Ну, сейчас-то еще иногда по-новому называют — если рыжий, то Чубайс, если черный — Черномырка, а она своего так чудно назвала — Багратион, что ли! Как будто грузин какой-то или чеченец! Тьфу! Все не по-людски! Ну правда — вылитая ведьма! Плетется, сама старая, а глаза горят, на палку кривую опирается, и черный котище рядом! Прямо страх берет! В потемках если встретишь — потом не заснуть!
Старуха невольно покосилась на окошко и перекрестилась.
— И котище-то страшенный — весь черный, ни волоска светлого, только глаза светятся, точь-в-точь как у самой Сони!
— Что ты, мама, страсти такие рассказываешь? — снова вступила в разговор Дуня. — Девушка правда невесть чего подумает. Лучше бы, честное слово, поела! Так ведь и сидишь не евши целый день!
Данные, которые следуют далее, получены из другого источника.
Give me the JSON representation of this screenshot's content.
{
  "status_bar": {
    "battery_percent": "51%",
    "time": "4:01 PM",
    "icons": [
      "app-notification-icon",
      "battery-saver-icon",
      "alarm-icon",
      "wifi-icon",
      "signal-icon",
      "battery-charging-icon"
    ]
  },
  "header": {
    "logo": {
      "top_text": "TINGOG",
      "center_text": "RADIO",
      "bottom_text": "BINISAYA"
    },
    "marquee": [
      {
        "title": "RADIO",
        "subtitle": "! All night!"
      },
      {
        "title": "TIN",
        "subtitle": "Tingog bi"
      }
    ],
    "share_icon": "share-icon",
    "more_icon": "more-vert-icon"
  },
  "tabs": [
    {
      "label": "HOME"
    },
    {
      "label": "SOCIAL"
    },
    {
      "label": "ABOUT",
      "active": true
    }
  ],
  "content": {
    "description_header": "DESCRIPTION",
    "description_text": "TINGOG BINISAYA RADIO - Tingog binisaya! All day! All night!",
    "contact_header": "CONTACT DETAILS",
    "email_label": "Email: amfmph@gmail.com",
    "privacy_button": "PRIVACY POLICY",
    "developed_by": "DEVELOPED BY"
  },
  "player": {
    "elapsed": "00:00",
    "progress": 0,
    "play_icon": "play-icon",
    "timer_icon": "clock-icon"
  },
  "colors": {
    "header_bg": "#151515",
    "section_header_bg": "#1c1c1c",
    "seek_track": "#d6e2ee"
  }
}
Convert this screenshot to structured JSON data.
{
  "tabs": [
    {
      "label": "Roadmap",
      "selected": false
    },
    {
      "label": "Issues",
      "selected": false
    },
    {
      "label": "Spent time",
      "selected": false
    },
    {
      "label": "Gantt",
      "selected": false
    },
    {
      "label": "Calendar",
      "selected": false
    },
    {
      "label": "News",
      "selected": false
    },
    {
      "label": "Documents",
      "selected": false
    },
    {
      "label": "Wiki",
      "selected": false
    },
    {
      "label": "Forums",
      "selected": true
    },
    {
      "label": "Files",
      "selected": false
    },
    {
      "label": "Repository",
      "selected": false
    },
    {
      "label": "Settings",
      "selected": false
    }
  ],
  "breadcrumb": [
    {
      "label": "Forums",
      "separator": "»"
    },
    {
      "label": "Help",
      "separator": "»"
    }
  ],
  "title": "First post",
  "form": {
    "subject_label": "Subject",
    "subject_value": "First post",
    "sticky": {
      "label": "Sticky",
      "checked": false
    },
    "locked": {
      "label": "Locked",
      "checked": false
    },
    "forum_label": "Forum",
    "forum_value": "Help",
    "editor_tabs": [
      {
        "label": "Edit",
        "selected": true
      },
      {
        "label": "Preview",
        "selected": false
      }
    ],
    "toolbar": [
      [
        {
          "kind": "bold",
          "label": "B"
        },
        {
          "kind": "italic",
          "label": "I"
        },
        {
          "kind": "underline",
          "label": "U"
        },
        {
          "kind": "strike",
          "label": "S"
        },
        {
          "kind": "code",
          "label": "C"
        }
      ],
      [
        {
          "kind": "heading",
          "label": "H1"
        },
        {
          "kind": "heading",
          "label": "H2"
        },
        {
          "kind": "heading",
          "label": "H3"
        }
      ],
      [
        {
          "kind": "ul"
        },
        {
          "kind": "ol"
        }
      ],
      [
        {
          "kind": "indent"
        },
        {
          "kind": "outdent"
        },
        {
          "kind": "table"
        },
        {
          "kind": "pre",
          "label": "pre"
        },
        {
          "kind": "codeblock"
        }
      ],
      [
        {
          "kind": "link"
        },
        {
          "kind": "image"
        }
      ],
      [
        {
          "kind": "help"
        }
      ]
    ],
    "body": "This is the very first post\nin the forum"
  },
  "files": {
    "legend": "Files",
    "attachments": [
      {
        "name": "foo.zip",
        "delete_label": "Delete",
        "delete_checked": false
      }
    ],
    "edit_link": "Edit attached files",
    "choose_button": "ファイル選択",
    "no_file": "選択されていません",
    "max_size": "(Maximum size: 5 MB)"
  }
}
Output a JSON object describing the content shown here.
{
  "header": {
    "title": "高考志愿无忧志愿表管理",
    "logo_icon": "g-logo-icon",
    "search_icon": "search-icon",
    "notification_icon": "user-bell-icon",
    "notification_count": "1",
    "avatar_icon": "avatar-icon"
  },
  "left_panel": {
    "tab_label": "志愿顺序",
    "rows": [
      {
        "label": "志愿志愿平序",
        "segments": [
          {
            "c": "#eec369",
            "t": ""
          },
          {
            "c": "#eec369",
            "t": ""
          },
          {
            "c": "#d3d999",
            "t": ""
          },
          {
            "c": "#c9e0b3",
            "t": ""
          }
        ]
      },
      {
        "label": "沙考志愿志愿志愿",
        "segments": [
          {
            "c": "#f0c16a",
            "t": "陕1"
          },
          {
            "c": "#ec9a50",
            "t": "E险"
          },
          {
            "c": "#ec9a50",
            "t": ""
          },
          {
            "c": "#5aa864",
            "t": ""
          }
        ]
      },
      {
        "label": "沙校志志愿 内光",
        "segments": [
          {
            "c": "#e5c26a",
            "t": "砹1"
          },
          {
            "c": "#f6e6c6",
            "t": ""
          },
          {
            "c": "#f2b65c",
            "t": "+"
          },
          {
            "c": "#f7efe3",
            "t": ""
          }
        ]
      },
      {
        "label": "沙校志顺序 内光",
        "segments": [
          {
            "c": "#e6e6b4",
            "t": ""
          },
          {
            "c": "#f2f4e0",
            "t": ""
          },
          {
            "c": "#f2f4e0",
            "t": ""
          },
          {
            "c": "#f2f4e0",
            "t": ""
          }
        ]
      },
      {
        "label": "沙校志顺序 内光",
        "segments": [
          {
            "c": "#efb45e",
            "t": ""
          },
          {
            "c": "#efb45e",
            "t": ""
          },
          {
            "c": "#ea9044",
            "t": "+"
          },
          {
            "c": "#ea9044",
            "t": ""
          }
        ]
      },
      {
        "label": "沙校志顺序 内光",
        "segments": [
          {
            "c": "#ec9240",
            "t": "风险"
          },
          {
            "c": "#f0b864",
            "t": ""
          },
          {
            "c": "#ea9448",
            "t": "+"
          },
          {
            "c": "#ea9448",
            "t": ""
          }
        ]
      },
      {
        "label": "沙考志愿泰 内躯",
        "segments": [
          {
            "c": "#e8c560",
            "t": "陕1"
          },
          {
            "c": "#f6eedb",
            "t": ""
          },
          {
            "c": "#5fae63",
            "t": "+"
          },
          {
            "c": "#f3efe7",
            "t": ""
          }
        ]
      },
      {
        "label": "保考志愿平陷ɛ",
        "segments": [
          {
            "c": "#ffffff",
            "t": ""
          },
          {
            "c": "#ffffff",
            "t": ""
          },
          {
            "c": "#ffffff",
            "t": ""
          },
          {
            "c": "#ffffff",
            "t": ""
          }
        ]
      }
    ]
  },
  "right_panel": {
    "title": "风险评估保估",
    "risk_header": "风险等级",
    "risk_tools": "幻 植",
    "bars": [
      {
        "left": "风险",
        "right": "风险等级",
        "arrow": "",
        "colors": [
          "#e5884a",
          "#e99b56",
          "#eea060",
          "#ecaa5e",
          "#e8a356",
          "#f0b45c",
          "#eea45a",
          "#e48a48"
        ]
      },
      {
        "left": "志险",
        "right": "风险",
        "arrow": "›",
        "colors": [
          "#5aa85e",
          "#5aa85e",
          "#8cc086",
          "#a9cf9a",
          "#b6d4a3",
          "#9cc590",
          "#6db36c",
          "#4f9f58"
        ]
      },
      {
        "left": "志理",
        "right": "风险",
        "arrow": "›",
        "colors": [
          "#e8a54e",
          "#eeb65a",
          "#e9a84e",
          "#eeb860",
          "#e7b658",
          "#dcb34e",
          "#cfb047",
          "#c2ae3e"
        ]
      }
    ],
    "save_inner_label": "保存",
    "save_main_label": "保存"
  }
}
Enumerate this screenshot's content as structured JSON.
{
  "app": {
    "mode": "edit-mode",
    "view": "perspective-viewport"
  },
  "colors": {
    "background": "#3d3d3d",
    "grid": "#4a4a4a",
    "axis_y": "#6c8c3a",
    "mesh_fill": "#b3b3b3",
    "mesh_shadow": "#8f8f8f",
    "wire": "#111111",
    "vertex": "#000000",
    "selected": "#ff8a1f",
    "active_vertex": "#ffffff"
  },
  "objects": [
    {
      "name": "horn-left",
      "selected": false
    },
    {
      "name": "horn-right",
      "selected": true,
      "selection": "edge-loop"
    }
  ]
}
— Да нет, — сердито ответила старуха дочери, — не заходила, не заходила сегодня почтальонша!
— Тьфу, совсем старая оглохла!
— Не знаю, ведьма там или не ведьма, — баба Катя понизила голос, — а только вот что я сама видела. Витька, сосед ее, пьянь последняя и нестоящий мужик, сильно кота этого невзлюбил. Ну, иду я как-то мимо Софьиного дома, гляжу, а Витька за котом гонится, и полено в руке. Кот шустрый, проскочил между кустами, Витька в него поленом и запусти… Так что ты думаешь, полено об яблоню ударилось, обратно отскочило и Витьке в самое лицо-то и попало, неделю после того с большущим синяком ходил…
— Ну мама, чего ты только не наговоришь… Витька, почитай, всегда с синяками ходит — то свалится где по пьяному делу, то мужики его за сволочной характер побьют… Ну при чем тут баба Соня?
— Точно тебе говорю, — убежденно сказала старуха, — через нее это получилось! Правда, Витьке, бескультурнику, так и надо, не будет следующий раз животное обижать!
Дуся неожиданно оживилась, придвинулась ко мне вместе с табуреткой и, понизив голос, в точности как мать, заговорила:
— А и сама-то я помню, тоже случай был. Сестра-хозяйка была в нашей больнице, Алевтина Васильевна, строгая такая женщина. Шла она раз мимо Сониного дома, а котище бабкин навстречу бежит. Знамо, никто не любит, если черный кот перейдет дорогу, так Алевтина Васильевна палку подняла и в котяру этого бросила. За палкой-то нагнулась, а выпрямиться уже не может — радикулит ее тут же разбил. Так что, пожалуй, и правда — ведьма была баба Соня, и кот у нее не простой, заговоренный, что ли…
— Пойду я. — Я поднялась с места, отодвинув стул. — Еще в дом зайти надо, поглядеть, как там и что, и кота, кстати, изловить.
— Насчет кота это правильно Софья тебе велела, — одобрила баба Катя. — Изведет Витька кота-то, хоть он и заговоренный, как есть изведет, он уж и то кричит, что ведьмин кот несчастье приносит. А откуда у него в доме счастью-то взяться, когда пьет, почитай каждый день? И кот Софьин тут ни при чем совсем…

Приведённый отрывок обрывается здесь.